Parents and campus ministers were among the 100-plus people at the session, with Helena serving as the pilot diocese for the program developed by the National Federation for Catholic Youth Ministry Inc.

“It’s a comprehensive look at mom and dad as the primary source for faith formation,” said Tooke, who is affiliated with the federation. The training held at Helena’s Our Lady of the Valley Parish drew “savvy adults who are doing faith formation and are interested in doing it better,” he said.

Tooke said the program launched well and he hopes it eventually will be offered in deaneries throughout the Diocese of Helena. He anticipates a session, perhaps next spring or summer, to instruct people who will then serve as trainers to help establish the program widely in the diocese.

“A vacuum in parish ministry is that mom and dad are not taking the lead” as the Catechism of the Catholic Church says they should, Tooke said.

“The role of parents in (religious) education is of such importance that it is almost impossible to provide an adequate substitute,” he said. “We want to help them with resources and tools.”

“Strong Catholic Families: Strong Catholic Teens” was developed following examination of data from the National Study on Youth and Religion, an ongoing project headed by researchers at the University of Notre Dame and the University of North Carolina-Chapel Hill. The study’s first major findings are in the 2005 book “Soul Searching: The Religious and Spiritual Lives of American Teenagers.” Its authors write that the “single most important influence on the religious and spiritual lives of adolescents is their parents.”
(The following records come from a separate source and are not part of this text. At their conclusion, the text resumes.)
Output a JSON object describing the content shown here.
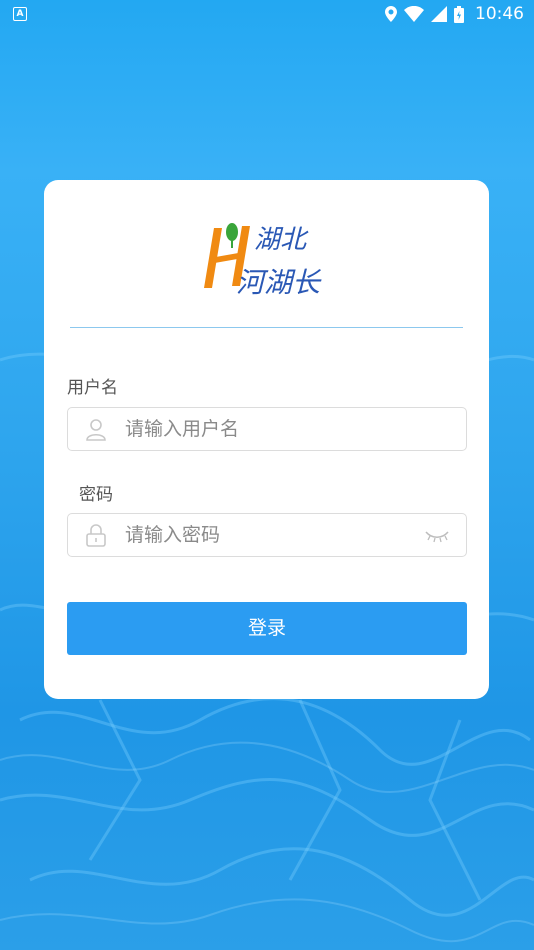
{
  "status_bar": {
    "notification_letter": "A",
    "time": "10:46"
  },
  "logo": {
    "letter": "H",
    "line1": "湖北",
    "line2": "河湖长"
  },
  "form": {
    "username_label": "用户名",
    "username_placeholder": "请输入用户名",
    "password_label": "密码",
    "password_placeholder": "请输入密码",
    "login_label": "登录"
  },
  "colors": {
    "background": "#2fa6ee",
    "button": "#2b9cf2",
    "divider": "#8cc8ee"
  }
}
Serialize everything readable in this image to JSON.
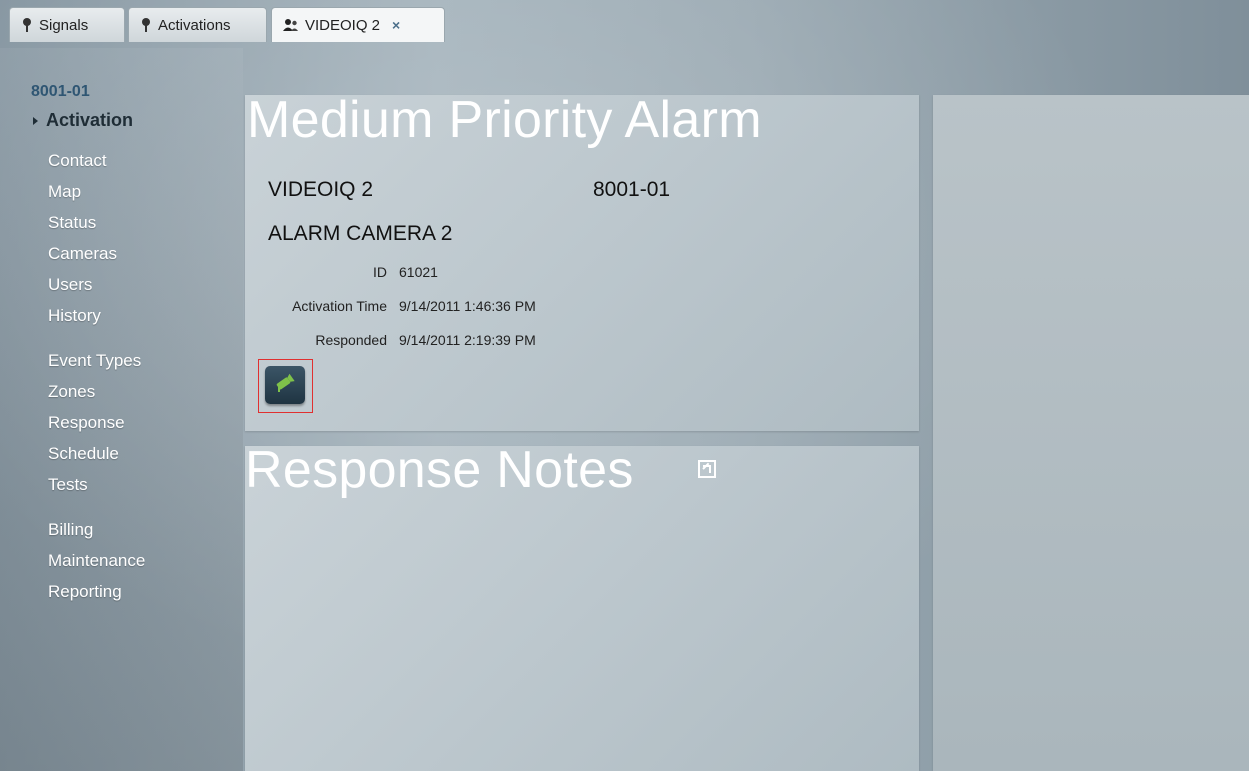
{
  "tabs": [
    {
      "label": "Signals",
      "icon": "pin-icon",
      "active": false
    },
    {
      "label": "Activations",
      "icon": "pin-icon",
      "active": false
    },
    {
      "label": "VIDEOIQ 2",
      "icon": "users-icon",
      "active": true,
      "closable": true,
      "close_glyph": "×"
    }
  ],
  "sidebar": {
    "site_code": "8001-01",
    "current": "Activation",
    "groups": [
      [
        "Contact",
        "Map",
        "Status",
        "Cameras",
        "Users",
        "History"
      ],
      [
        "Event Types",
        "Zones",
        "Response",
        "Schedule",
        "Tests"
      ],
      [
        "Billing",
        "Maintenance",
        "Reporting"
      ]
    ]
  },
  "alarm": {
    "title": "Medium Priority Alarm",
    "site_name": "VIDEOIQ 2",
    "site_number": "8001-01",
    "zone_name": "ALARM CAMERA 2",
    "fields": [
      {
        "label": "ID",
        "value": "61021"
      },
      {
        "label": "Activation Time",
        "value": "9/14/2011 1:46:36 PM"
      },
      {
        "label": "Responded",
        "value": "9/14/2011 2:19:39 PM"
      }
    ]
  },
  "notes": {
    "title": "Response Notes"
  },
  "colors": {
    "accent_text": "#2f5673",
    "camera_icon": "#7fc24a",
    "highlight_border": "#e03030"
  }
}
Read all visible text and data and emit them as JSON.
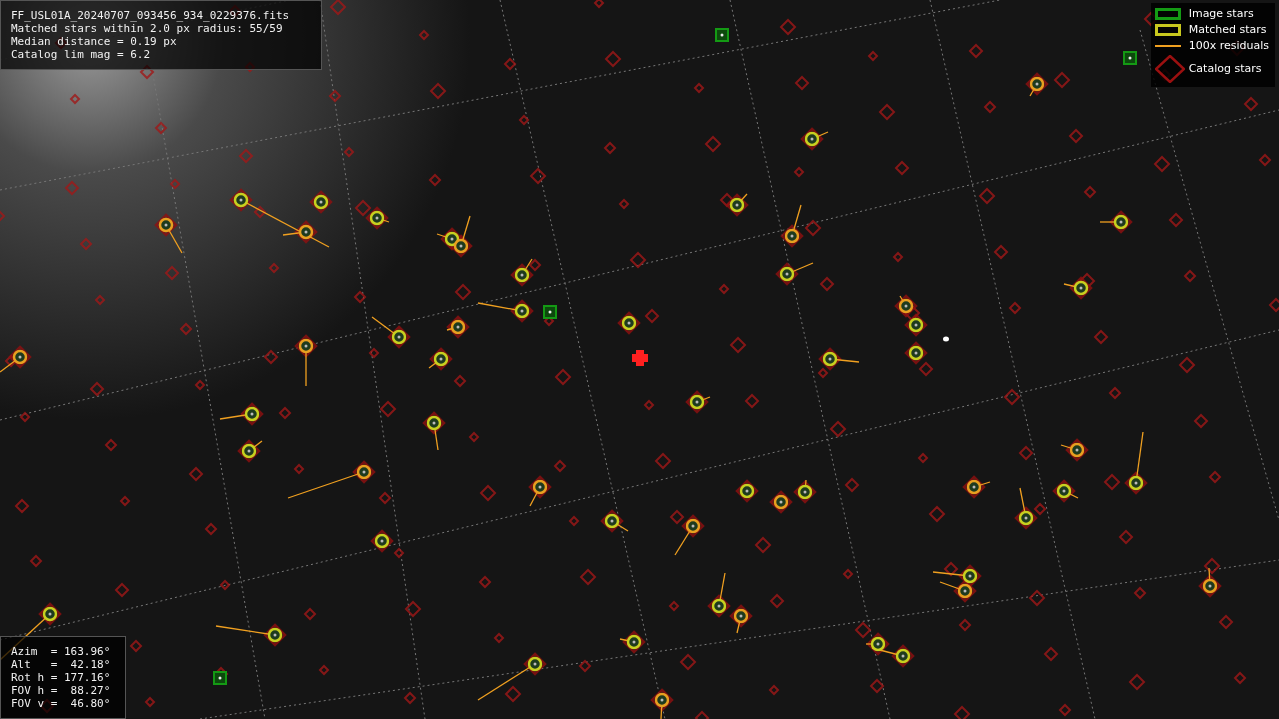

“Attendance at services, use of spiritual language – kids mimic mom and dad,” Tooke said. “Gone are the days when “Sister Smith” and “Father Jones” were the primary source of faith formation.”

Princeton Theological Seminary’s Kenda Creasy Dean wrote in a review of “Soul Searching” that the book puts “American religious communities on notice: If religion matters, then we had better stop ‘exposing’ young people to faith and start teaching it to them.”

Participants in the training session Sept. 20 included Bill Hunthausen of Helena, who has a 15-year-old daughter and a son 12. Hunthausen said he and his wife, Maureen, were “looking for ways to enhance our own ministry at home. We did come away with some things – how our own children do mirror our faith and our faith language, and how important it is to use more of the language of our Catholic faith at home and be more intentional about it. It was good to refocus on how important our home connection is.”

“It’s not just dropping your kids off at RE (religious education) and having the Church take care of it,” said Hunthausen, a teacher in the Helena public schools.

Bernie McCarthy, who works in religious education at St. Teresa of Avila Parish in Whitehall and is a deacon candidate, also took the “Strong Catholic Families: Strong Catholic Teens” training.

“For me, this was one of the most affirming programs to talk to parents about their roles and responsibilities in terms of Catholic formation of our teens,” said McCarthy, father of a 14- and a 12-year-old. “The message is, ‘I’ve got to do it first and there are resources to help me as a parent.’”

McCarthy said that three days after the training, he met with parents at his parish and they discussed “speaking the language of faith in your house.”


Published in The Montana Catholic Online, Volume 25, No. 10, October 16, 2009.